Renowned French scholar and politician Dr. Catherine Withol de Wenden gave a lecture titled ‘An Analysis of Female Migration’ at the Shahe campus of China Foreign Affairs University (CFAU) on 29th March 2018. The lecture, presided over by Associate Professor Jin Junhua, director of the French Teaching and Research Office at CFAU, was targeted at the first-year postgraduates majoring in French and was one of the major events of the 2018 French Festival.    
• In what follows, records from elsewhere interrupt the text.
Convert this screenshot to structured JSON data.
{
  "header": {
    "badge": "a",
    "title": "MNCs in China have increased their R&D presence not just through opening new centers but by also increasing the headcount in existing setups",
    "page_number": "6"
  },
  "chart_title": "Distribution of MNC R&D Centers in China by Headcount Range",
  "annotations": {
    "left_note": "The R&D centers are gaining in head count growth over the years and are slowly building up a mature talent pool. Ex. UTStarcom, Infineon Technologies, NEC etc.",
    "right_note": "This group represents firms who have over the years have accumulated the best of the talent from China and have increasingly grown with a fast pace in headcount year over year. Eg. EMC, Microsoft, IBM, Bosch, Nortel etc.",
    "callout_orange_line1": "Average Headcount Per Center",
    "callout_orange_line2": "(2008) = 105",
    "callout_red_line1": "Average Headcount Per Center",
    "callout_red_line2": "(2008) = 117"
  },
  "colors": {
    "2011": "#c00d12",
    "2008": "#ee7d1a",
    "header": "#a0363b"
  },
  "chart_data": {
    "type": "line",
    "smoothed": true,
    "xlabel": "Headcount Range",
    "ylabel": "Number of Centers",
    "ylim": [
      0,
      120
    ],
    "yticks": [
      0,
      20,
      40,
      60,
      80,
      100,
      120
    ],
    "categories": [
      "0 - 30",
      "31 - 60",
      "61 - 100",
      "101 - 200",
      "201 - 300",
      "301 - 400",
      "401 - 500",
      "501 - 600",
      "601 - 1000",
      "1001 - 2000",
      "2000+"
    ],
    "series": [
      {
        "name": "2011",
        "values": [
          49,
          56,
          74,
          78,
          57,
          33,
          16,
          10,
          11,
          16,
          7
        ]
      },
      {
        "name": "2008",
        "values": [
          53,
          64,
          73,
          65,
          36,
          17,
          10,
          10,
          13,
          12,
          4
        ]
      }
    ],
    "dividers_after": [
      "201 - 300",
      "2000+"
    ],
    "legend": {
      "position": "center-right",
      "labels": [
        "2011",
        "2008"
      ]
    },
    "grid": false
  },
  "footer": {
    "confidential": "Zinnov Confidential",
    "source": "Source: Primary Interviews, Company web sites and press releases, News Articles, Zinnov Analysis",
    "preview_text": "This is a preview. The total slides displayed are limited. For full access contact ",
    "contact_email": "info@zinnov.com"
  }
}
Dr. Catherine Withol de Wenden graduated from Sciences Po (Paris Institute of Political Studies) and the University of Paris (Pantheon-Sorbonne University). As head of the French National Center for Scientific Research (CNRS), she has been committed to the research on international migration for 30 years and has achieved great successes. She also teaches at Sciences Po and several other universities, and serves as an expert at various essential organizations, including the Organization for Economic Cooperation and Development (OECD) and the Council of Europe. In recognition of her contributions, she was awarded the title of Knight of the Legion of Honor.

The lecture was divided into two sections. The first section began with a brief introduction to the international migration situation. According to Dr. Catherine Withol de Wenden, due to the imbalanced development of different regions, global migration is affected by various factors, including population, economic conditions, ecological environment, regional conflicts, and even passport statuses. Currently, though it is relatively easy for migrants to go abroad, there are always strict limits to their immigration into developed countries. This has become a trend  nowadays. Next, through an analysis of some examples concerning women in the Philippines, China, Africa, North America and Muslim countries, Dr. Catherine Withol de Wenden elaborated on the dilemmas facing female migrants. It should be noted that in developed countries there are more female migrants than male ones, while women find fewer opportunities to migrate to less developed countries, since migrants in these countries often serve as manual workers. Moreover, compared with male migrants, it is more difficult for female migrants to safeguard their rights and interests and enjoy equal opportunities in society. What’s worse, some are even unaware of their legitimate rights. Hence, as Dr. Catherine Withol de Wenden points out, these issues remain unsolved.


The second part was a Q&A. The questions from the French majors as well as those teachers in attendance covered a wide range of subjects, including the refugee flow facing Europe and Turkey, the migration and aging problems in Japan and the social status of highly educated women and child migrants; all of which were answered in detail by Dr. Catherine Withol de Wenden. As the Q&A session came to an end, the audience expressed their enjoyment of the event with thunderous applause.